Inquiry required before alleged violation considered by court; qualifications of inquiring officer; time and place of inquiry; exceptions; subpoenas.
1. Before a probationer in custody for a violation of a condition of his probation may be returned to the court for that violation, an inquiry must be conducted to determine whether there is probable cause to believe that he has committed any act that would constitute such a violation.
2. The inquiry must be conducted before an inquiring officer who:
(a) Is not directly involved in the case;
(b) Has not made the report of violation of the probation; and
(c) Has not recommended revocation of the probation,
Ê but he need not be a judicial officer.
3. Except in a case where the probationer is a fugitive or is under supervision in another state, the inquiry must be held at or reasonably near the place of the alleged violation or the arrest and must be held:
(a) If the probationer is on probation from another state and under supervision in this State, not later than 30 days after his arrest.
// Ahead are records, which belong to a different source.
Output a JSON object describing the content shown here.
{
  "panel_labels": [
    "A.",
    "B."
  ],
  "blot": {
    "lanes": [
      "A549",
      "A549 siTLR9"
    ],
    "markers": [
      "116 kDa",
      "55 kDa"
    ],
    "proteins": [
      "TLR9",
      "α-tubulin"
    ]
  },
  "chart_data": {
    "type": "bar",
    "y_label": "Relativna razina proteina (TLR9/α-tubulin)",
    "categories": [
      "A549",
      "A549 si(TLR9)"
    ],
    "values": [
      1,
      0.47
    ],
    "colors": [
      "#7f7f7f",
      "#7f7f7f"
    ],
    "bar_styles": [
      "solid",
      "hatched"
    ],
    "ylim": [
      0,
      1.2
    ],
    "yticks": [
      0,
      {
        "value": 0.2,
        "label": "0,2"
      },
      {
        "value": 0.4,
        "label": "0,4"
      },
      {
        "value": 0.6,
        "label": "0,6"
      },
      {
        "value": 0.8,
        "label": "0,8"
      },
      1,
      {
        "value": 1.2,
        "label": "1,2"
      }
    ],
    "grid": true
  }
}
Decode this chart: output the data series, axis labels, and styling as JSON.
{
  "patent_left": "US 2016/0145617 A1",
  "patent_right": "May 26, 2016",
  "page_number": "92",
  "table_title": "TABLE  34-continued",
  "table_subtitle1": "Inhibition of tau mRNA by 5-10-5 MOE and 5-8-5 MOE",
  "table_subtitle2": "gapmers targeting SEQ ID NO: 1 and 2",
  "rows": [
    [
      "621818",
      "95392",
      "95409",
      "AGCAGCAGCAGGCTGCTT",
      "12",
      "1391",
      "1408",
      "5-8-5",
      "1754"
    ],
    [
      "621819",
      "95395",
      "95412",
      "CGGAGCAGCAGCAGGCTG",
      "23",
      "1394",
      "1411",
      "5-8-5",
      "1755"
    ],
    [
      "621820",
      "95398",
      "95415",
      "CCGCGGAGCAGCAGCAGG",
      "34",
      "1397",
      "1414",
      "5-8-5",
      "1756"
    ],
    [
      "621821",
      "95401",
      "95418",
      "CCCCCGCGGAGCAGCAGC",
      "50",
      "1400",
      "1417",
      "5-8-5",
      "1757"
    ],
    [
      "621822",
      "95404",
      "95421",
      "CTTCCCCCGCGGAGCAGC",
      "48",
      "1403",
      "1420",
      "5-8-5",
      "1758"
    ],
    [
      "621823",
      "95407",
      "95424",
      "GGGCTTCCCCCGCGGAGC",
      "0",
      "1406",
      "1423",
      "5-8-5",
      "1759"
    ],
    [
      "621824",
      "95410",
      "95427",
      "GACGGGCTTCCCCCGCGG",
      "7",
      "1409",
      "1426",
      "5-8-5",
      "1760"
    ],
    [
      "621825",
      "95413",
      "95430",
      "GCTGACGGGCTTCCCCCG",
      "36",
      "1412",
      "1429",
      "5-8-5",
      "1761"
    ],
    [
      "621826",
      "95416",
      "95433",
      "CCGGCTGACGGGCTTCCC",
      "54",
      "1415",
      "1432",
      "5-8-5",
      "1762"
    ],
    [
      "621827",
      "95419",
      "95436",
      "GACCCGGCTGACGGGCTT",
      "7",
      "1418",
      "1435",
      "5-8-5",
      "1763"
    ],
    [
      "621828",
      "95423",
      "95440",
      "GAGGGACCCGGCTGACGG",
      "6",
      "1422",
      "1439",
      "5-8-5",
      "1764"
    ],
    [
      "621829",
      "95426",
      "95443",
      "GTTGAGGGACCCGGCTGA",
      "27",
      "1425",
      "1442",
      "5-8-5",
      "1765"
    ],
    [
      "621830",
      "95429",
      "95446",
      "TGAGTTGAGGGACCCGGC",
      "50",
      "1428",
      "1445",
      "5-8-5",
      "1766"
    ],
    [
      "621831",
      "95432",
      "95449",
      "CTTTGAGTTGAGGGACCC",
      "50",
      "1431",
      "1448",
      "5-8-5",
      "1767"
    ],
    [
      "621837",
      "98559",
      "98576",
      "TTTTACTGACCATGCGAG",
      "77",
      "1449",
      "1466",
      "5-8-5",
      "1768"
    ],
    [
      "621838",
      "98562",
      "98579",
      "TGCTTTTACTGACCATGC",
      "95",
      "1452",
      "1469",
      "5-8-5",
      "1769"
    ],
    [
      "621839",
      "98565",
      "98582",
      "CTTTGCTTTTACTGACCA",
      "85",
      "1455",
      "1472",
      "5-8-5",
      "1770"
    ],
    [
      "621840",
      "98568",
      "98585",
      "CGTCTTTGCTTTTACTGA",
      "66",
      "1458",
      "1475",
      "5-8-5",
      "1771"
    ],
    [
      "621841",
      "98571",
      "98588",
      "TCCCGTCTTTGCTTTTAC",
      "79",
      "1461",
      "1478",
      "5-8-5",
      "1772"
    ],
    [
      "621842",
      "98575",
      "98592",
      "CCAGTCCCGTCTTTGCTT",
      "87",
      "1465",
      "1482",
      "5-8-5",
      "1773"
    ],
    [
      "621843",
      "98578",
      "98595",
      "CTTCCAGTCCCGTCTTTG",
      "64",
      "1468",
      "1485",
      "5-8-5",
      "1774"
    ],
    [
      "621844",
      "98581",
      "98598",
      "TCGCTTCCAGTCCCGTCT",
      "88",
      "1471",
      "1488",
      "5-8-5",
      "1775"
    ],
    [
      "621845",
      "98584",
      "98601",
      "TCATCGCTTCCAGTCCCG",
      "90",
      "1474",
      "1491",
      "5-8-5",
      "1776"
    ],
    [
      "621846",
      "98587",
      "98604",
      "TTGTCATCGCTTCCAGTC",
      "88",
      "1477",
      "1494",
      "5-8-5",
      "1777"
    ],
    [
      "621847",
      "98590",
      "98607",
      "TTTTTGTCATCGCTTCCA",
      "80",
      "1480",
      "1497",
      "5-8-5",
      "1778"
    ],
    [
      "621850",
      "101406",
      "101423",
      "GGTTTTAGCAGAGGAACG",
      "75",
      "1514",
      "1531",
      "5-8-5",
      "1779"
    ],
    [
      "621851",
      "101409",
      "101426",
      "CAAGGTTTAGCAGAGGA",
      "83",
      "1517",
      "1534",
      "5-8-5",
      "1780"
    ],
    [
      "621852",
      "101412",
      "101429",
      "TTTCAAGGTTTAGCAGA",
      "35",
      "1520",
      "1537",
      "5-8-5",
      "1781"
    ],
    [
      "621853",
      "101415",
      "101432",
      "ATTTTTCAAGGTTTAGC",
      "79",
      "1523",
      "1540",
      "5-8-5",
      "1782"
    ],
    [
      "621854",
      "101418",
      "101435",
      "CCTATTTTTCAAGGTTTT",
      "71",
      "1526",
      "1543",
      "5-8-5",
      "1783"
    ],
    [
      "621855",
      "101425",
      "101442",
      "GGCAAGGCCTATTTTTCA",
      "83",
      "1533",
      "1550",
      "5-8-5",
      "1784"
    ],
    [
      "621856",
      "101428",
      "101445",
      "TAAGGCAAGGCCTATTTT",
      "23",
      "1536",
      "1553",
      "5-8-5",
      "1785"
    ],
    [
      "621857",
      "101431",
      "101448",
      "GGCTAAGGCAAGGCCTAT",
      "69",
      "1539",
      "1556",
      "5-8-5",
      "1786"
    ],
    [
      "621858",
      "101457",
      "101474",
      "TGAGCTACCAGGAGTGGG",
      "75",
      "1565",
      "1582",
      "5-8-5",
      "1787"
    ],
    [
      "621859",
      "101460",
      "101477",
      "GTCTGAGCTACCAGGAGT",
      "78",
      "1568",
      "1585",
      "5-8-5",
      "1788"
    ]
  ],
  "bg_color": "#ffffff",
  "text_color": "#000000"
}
(b) If he is on probation from a Nevada court, promptly and not later than 15 days after his arrest and confinement on the charge that he has violated a condition of his probation or after an order has been filed to hold him on that charge if he is already confined on another charge. The time for the inquiry may be extended if, within the 15-day period, the probationer is released from confinement or the order that he be held is withdrawn.
4. Any conviction for violating a federal, state or local law, except a minor traffic offense, which is committed while the probationer is on probation constitutes probable cause for the purposes of this section and an inquiry need not be held.
5. For the purposes of this section, the inquiring officer may administer oaths and issue subpoenas to compel the attendance of witnesses and the production of books and papers.